The groups that filed the documents were: the American Federation of Government Employees representing TSA security officers; the Federal Law Enforcement Officers Association, including air marshals; the consumer group FliersRights.org; the Association of Flight Attendants-CWA at 20 airlines; the Association of Professional Flight Attendants at American Airlines; the Allied Pilots Association of American pilots; the International Association of Machinists and Aerospace Workers; the Teamsters; and the Transport Workers Union.
Reps. Michael Grimm, R-N.Y., and Ed Markey, D-Mass., proposed legislation to prevent TSA from letting knives back on planes.They were hoping to attach the legislation Wednesday as an amendment to a homeland-security funding bill on the House floor.
"This is a victory for every single person who sets foot on a plane," said Markey, who commended Pistole for the courage to change course. "The bipartisan effort to stop this rule change and the grassroots effort among pilots, flight attendants, law enforcement and TSA screeners was successful because the rule change was wrong from the start."
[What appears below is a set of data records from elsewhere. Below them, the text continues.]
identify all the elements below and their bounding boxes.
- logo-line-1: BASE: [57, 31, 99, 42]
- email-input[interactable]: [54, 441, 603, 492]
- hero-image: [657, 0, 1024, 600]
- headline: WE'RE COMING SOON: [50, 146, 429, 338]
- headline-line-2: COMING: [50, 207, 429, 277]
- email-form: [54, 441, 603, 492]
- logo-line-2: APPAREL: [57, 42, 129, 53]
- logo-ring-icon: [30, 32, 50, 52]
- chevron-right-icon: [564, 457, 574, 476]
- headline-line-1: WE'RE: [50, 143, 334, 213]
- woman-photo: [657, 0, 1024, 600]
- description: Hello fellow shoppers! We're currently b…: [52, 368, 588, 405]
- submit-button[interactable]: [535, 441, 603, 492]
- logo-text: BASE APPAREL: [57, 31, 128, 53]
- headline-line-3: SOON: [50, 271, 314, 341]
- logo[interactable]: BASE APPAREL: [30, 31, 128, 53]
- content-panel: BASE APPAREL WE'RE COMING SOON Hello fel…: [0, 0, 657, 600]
Pistole said he made the decision not to change the prohibited-items list himself, rather than being ordered by someone else, based on seeking a partnership among interest groups for aviation security. He said TSA is good at finding small knives, detecting 2,000 per day, but that screeners will still focus on finding non-metallic explosives.
Pistole said dropping the policy change involving knives would allow TSA to pursue risk-based screening initiatives that concentrate on travelers deemed the highest threats and are embraced by the traveling public. Other steps in that process include Pre-check, which expedites screening for frequent fliers, and easing screening for people 12 years old or younger, or 75 years old and older.
"We will continue to take steps to improve our ever-evolving security posture while also improving the experience of the traveling public," Pistole said. "Risk-based security enhances the travel experience while allowing TSA to continue to keep passengers safe by focusing on those we know less about."